The Hubs are being designed to facilitate communication between research and landowners. This two-way “conversation” brings research to the landowner and also brings input back to the research community regarding the usefulness of the tools and information being provided and the unmet needs that require additional research and tool development.
USDA funds foundational and applied research that examines vulnerabilities and risks to agriculture and forestry. The purpose of this research is to understand climate-induced risks, and to develop management solutions to deal with drought, flooding, pest pressures, forest fires, altered water availability, changing growing seasons and other stressors. The Hubs take advantage of all available research and will leverage existing results that can contribute to our mission. Our role is also to inform research organizations (USDA and others) of landowner concerns so that research can address priority needs. This feedback will come from our interactions with landowners, landowner organizations, and our partners.
Often, packaging research is the bottleneck in moving science to the land owner. For the agriculture sector, the State Agricultural Experiment Stations are primary producers of useable science information and tools, and are important partners in this effort. The USDA National Institute of Food and Agriculture’s (NIFA) Coordinated Agricultural Projects (CAP) support large-scale regional projects that also provide tools and information for land owners. Other organizations, such as NOAA RISAs and the Nature Conservancy, also develop tools, and we are trying to evaluate all the available tools we can find and make them available on our web site.

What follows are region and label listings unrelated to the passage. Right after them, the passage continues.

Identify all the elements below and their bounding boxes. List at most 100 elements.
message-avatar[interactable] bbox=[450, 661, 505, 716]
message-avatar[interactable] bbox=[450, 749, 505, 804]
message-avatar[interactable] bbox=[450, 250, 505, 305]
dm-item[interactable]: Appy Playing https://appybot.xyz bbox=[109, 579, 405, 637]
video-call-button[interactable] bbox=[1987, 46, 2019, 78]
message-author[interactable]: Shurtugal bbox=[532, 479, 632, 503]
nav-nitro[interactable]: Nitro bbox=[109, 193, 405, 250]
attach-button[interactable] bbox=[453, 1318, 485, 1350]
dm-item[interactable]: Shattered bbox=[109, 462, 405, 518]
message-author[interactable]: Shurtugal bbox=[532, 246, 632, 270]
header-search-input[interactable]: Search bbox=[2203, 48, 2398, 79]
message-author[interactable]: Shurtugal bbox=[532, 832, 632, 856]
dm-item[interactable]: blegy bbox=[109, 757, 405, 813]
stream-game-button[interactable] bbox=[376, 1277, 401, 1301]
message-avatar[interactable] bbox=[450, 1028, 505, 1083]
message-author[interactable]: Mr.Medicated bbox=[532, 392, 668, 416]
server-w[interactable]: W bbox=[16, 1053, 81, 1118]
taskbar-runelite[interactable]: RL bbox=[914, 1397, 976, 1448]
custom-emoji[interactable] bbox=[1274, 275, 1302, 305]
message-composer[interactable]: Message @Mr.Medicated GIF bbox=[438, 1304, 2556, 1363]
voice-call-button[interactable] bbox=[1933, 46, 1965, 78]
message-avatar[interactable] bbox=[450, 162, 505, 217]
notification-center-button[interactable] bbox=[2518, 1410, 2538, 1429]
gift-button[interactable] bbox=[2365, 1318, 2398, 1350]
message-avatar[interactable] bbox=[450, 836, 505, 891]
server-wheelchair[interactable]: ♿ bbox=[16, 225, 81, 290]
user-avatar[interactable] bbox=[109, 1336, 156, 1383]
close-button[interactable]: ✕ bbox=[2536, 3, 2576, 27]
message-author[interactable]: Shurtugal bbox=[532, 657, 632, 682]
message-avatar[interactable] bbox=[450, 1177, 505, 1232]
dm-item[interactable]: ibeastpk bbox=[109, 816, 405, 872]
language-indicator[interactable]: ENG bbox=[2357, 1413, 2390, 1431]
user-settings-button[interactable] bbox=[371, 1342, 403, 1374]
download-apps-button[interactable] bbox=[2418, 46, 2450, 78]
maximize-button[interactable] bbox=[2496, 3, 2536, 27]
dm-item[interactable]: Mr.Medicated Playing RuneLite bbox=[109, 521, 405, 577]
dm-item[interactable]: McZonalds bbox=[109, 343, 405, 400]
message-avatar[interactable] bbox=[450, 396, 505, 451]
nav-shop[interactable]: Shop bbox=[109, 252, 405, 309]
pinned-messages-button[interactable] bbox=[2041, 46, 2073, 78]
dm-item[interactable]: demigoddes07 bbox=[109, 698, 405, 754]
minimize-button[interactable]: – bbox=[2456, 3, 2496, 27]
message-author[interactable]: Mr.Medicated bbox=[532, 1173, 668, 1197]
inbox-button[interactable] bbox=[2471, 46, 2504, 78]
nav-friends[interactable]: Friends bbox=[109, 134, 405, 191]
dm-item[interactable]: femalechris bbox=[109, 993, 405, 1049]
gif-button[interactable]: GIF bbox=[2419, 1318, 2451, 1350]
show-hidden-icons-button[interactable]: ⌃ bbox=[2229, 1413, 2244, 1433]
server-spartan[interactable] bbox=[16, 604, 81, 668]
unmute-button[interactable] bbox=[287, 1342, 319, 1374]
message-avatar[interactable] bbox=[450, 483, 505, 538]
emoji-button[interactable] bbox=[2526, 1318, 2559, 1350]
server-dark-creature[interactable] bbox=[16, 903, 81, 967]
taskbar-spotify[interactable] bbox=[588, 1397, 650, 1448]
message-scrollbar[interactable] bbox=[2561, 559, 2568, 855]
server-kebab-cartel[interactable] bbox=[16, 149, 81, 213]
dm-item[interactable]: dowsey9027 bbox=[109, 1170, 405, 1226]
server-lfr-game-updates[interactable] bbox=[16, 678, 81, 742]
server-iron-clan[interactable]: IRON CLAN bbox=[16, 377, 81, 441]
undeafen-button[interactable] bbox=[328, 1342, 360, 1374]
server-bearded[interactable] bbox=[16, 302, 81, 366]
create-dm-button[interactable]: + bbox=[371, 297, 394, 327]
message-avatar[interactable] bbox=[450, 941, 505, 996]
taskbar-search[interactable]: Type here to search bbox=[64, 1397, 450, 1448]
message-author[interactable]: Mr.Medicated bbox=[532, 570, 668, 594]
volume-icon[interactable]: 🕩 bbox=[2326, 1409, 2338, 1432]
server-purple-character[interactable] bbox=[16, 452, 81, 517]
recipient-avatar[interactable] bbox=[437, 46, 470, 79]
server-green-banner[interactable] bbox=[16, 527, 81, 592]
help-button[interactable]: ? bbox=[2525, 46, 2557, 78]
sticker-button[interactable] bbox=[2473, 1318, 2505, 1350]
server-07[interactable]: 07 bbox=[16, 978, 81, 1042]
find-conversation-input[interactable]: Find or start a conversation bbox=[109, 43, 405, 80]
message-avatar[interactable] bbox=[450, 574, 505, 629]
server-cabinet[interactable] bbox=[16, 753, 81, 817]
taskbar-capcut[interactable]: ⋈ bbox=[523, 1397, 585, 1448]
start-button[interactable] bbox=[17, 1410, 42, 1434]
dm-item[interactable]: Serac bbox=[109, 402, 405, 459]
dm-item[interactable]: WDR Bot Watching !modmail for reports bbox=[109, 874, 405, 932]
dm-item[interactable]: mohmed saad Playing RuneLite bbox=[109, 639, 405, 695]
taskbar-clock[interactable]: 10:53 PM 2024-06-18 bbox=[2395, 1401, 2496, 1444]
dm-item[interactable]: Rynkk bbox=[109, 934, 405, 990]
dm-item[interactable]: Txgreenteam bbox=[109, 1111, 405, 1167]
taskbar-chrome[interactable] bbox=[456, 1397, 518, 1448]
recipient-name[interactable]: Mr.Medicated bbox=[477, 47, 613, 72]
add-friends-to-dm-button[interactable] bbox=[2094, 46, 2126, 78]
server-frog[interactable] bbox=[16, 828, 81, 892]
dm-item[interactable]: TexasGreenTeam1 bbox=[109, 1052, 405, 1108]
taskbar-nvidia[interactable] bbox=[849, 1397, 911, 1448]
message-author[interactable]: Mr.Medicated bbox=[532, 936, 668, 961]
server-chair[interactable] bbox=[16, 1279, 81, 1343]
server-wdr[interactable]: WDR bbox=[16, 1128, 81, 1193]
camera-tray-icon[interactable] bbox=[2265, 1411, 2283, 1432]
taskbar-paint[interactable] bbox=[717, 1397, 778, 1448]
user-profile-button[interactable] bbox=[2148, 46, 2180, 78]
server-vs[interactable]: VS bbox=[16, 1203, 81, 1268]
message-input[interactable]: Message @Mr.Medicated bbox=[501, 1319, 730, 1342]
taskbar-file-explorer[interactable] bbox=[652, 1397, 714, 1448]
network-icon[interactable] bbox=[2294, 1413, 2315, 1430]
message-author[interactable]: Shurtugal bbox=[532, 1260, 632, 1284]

Land managers often depend on trusted advisors to supply them with the information they need to find solutions to challenges they are facing. It’s that person-to-person contact that drives changes to land management practices. While the Hubs do reach out to land owners directly, the major way we will engage landowners on a person-to-person basis is to capitalize on existing networks. Two primary networks are Cooperative Extension and the USDA Service Centers. These organizations have been helping farmers, ranchers and forest land managers for decades (100 years for Cooperative Extension!). On the forestry side, the Forest Service Threat Centers and the Climate Change Response Framework provide outreach to forest land managers.
So what’s next? This first year has been more about coordination than production. It is crucial that we understand all the players in the game so that we can concentrate on areas and projects that will have the greatest impact on providing risk-management tools and resources to America’s farmers, ranchers and forest land owners. This requires that we coordinate with other research organizations, work closely with Cooperative Extension and the USDA Service Centers to understand their needs, and also to establish a working relationship with those private advisors that work with landowners (see figure below). These private advisors include the Certified Crop Advisors (CCAs), forestry consultants, and seed and fertilizer dealers. By better understanding the needs of the agricultural community and documenting the currently available resources we can prioritize the gaps in the research-to-field supply chain and more effectively direct USDA resources to help the Nation’s farmers, ranchers, and forest land owners.